By Jenny Carryer*
Opinion - The news that nurses will strike on Thursday is deeply disappointing. As a long-time leader of nursing I have to confess to feeling ashamed.
I am also sure that large numbers of nurses will be distraught at striking because it cuts to the very heart of nurses to abandon patients at their most vulnerable.
As a result of the strike, parents of babies in neonatal units will be scared, patients on complex drug and intravenous regimes or in high dependency areas will feel unsafe, frail people in pain will have less care and many people will have long awaited services cancelled or delayed. Emotions will be running high.
I am disappointed because what has been achieved through the industrial action so far (in terms of what has been promised) is very valuable given that it comes from a government and DHB system under severe pressure.
The gains made have also come at a time and in a country where numerous people are making equally valid claims about their pay and working conditions.
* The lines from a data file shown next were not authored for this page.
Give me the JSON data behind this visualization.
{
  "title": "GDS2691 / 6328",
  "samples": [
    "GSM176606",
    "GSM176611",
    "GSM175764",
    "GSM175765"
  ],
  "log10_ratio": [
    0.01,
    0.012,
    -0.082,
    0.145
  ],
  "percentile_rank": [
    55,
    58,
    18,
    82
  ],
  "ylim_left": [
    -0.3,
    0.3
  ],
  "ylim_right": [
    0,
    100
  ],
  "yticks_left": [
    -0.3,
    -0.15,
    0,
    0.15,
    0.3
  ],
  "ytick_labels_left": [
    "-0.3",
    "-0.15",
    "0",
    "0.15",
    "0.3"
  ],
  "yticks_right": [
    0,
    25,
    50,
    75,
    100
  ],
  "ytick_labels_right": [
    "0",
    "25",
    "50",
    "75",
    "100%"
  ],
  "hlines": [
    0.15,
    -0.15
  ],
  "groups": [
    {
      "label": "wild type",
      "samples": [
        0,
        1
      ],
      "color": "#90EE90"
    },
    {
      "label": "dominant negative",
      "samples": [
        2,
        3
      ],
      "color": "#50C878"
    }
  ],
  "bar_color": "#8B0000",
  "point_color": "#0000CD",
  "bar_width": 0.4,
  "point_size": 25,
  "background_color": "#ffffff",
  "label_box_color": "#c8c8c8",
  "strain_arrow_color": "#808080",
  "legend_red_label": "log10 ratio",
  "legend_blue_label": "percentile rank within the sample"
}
This government has been clear that attention to nursing is long overdue but there is a limit to available resource and it is not only nurses who have such valid demands. We need to hear that for now as an act of good faith.
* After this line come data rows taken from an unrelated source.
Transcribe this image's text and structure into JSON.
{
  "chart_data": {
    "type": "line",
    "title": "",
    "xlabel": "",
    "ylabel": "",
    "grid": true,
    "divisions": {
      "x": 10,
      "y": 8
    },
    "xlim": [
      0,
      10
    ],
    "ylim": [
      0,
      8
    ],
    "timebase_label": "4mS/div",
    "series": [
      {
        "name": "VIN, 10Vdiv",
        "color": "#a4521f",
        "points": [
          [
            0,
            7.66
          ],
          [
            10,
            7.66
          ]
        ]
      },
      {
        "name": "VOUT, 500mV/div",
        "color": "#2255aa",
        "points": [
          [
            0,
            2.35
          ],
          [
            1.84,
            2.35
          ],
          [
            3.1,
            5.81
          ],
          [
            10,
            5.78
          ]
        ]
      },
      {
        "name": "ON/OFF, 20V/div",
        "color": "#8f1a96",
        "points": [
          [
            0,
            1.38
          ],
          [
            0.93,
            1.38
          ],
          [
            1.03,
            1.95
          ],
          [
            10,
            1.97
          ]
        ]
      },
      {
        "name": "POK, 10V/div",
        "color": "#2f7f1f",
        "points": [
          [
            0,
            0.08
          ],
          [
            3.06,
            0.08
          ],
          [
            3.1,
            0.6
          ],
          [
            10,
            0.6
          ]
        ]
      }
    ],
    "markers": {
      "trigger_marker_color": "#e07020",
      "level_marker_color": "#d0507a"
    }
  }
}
However despite my concern, I do understand some of the anger and despair that has led us to this point.
While much of the debate has hinged around pay, the real anger in nursing comes from years of arguing that understaffing is serious and that nurses are tired of going home every day feeling that patients have been let down.
DHBs have fallen into the trap of seeing nurses as their biggest budget item and a budget item constantly in need of pruning.
We have provided irrevocable evidence of the links between registered nurse staffing and patient safety, between postgraduate education and patient outcomes and copious evidence about the patient care that is missed through inadequate staffing.
Nurses will tell us that in many situations they work to keep people alive but the niceties of care and comfort have long been sacrificed.
Therefore, I understand why the nurses who have voted to strike are not confident that the promises will change working conditions.
There needs to be a major culture shift within the management structures of many DHBs that heeds the evidence and values the links between safe staffing and patient safety.
Furthermore, there needs to be recognition that pruning nursing services to the bone as a matter of principle is not cost effective in the longer term.
There is a clear link between inadequate nurse staffing and readmission rates, adverse events and a high level of patient complaints. These all cost money.
There are also clear links between high levels of costly nursing turnover and lack of job satisfaction.
Imagine how distracted nurses are right now by all that has happened and will happen. Having distracted nurses is in itself unsafe.
This is a worrying situation and I understand the anger but this was a time to accept what has been achieved, to accept what has been promised but to keep a very close eye that in the future nursing will be taken seriously and seen as a critical investment in cost effective patient safety.
*Professor of Nursing at Massey University, Executive Director of The NZ College of Nurses. Currently Chair of the Health Workforce NZ workforce advisory group( NWAG) and the NZ Nurse Leaders group( NNO).